『イエスに邂った女たち』1990年版(文庫)

イエスと出会った女性たちというテーマ~~試金石となった著作~~


AMOR編集部

キリスト教書の中で、聖書の中の女性たち、イエスと出会った女性たち、といったタイトルの本が数多く見られるようになったのはいつのことでしょうか。

『福音書の女性たち』マルタ・ドリスコル著、木鎌安雄訳、サンパウロ、2021年

2021年末にも新刊が出ました。『福音書の女性たち』マルタ・ドリスコル著、木鎌安雄訳(サンパウロ刊)です。末尾にごく一部を記したように、同種のテーマを掲げる著作、訳書は相当数に上ります。ここでは、このような流れの始まりに位置する二人の著者と、その試金石となった著作に注目してみたいと思います。

ひとりは遠藤周作です。その作品歴の中で、1960年発行の『聖書のなかの女性たち』があります(女性雑誌に連載したものを、当初は角川書店刊、1967年講談社刊、やがて講談社文庫、1999年すえもりブックス刊)。その第一声は、女性読者に向けて、「みなさまの中には、淋しい時、辛い時、折にふれてあの 聖書をひもとかれる方がいらっしゃるかもしれません」と呼びかけるものです。聖書は難しく読みづらいかもしれないけれど、「幾世紀もの間、……無数の女性たちが時には人生の苦しい日々に、時には辛い運命に負けそうになった時、これほど開かれた本はなかった」と、世の中の一般の女性たちに向けて聖書の世界へと招こうとしています。具体的には、一人の娼婦、ヴェロニカ、病める女、カヤパの女中、サロメとヘロジャデ、マグダラのマリア、マルタ、ピラトの妻、そして聖母マリアについては4章を捧げ、ルルドの聖母にも1章を与えています。全体として、聖母マリアが究極のテーマとなっています。

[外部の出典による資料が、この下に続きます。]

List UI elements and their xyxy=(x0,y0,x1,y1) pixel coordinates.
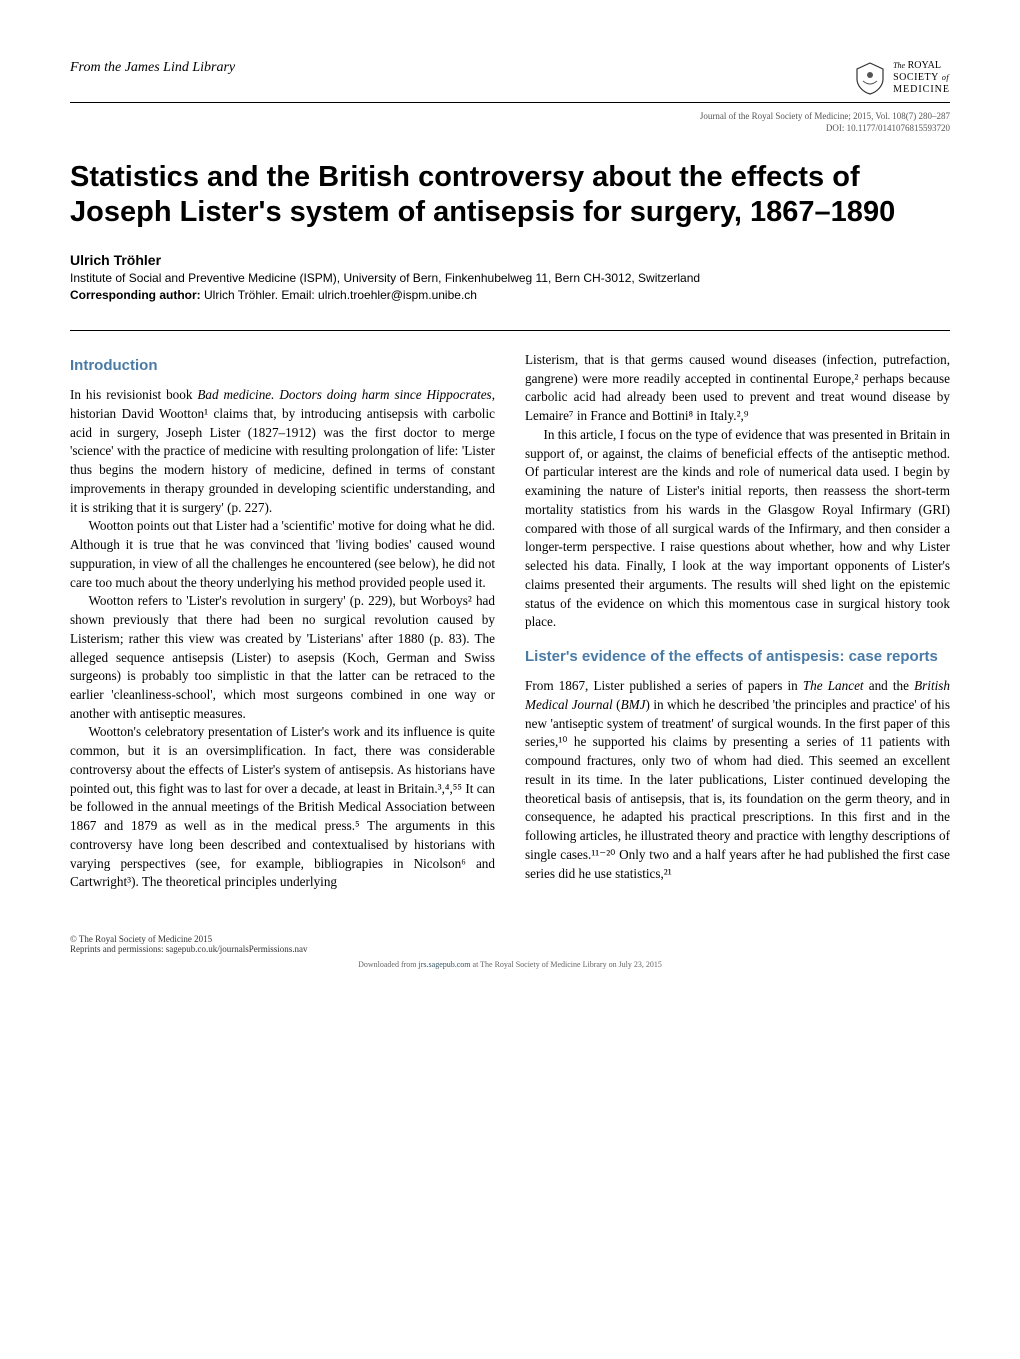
divider xyxy=(70,330,950,331)
doi: DOI: 10.1177/0141076815593720 xyxy=(70,123,950,135)
section-name: From the James Lind Library xyxy=(70,60,235,76)
corresponding-label: Corresponding author: xyxy=(70,288,201,302)
body-columns: Introduction In his revisionist book Bad… xyxy=(70,351,950,906)
download-notice: Downloaded from jrs.sagepub.com at The R… xyxy=(70,960,950,969)
col2-para-1: Listerism, that is that germs caused wou… xyxy=(525,351,950,426)
reprints-line: Reprints and permissions: sagepub.co.uk/… xyxy=(70,944,950,954)
copyright: © The Royal Society of Medicine 2015 xyxy=(70,934,950,944)
article-title: Statistics and the British controversy a… xyxy=(70,160,950,230)
journal-citation: Journal of the Royal Society of Medicine… xyxy=(70,111,950,123)
publisher-logo: The ROYAL SOCIETY of MEDICINE xyxy=(853,60,950,96)
rsm-crest-icon xyxy=(853,61,887,95)
intro-para-4: Wootton's celebratory presentation of Li… xyxy=(70,723,495,892)
page-header: From the James Lind Library The ROYAL SO… xyxy=(70,60,950,103)
evidence-heading: Lister's evidence of the effects of anti… xyxy=(525,646,950,667)
intro-heading: Introduction xyxy=(70,355,495,376)
intro-para-3: Wootton refers to 'Lister's revolution i… xyxy=(70,592,495,723)
author-affiliation: Institute of Social and Preventive Medic… xyxy=(70,271,950,285)
evidence-para-1: From 1867, Lister published a series of … xyxy=(525,677,950,883)
intro-para-1: In his revisionist book Bad medicine. Do… xyxy=(70,386,495,517)
page-footer: © The Royal Society of Medicine 2015 Rep… xyxy=(70,934,950,969)
corresponding-author: Corresponding author: Ulrich Tröhler. Em… xyxy=(70,288,950,302)
intro-para-2: Wootton points out that Lister had a 'sc… xyxy=(70,517,495,592)
col2-para-2: In this article, I focus on the type of … xyxy=(525,426,950,632)
author-name: Ulrich Tröhler xyxy=(70,252,950,268)
download-link[interactable]: jrs.sagepub.com xyxy=(419,960,471,969)
journal-meta: Journal of the Royal Society of Medicine… xyxy=(70,111,950,134)
publisher-name: The ROYAL SOCIETY of MEDICINE xyxy=(893,60,950,96)
corresponding-value: Ulrich Tröhler. Email: ulrich.troehler@i… xyxy=(201,288,477,302)
right-column: Listerism, that is that germs caused wou… xyxy=(525,351,950,906)
left-column: Introduction In his revisionist book Bad… xyxy=(70,351,495,906)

マグダラのマリアについては、「聖書をひもとく時、聖母マリアをのぞくと、このマグダラのマリアほど我々の興味をそそる女性は他にはいない。……イブ的なものと聖母的なものとの間をマグダラのマリアほどさまよった女は聖書の中の女で他にはみあたらない」として、物語り始めます。この女性の素性に関して、ある解釈の立場を「ぼく」の見方として語りますが、復活したイエスと彼女との出会い(ヨハネ福音書20章)の場面の紹介を本旨としています。

遠藤周作には、1983年講談社刊行の『イエスに邂(あ)った女たち』という著作もあります。当時の世相を踏まえて、「外国に行ける機会がだれにでも多くなった」と語り始めます。その中で触れることのできるキリスト教美術をきっかけとした聖書、そして聖書に登場する女性たちとの出会いに誘うという形をとっている書です。そのためさまざまな女性を描く美術作品をカラーで収め、本文とタイアップさせているのが特徴です。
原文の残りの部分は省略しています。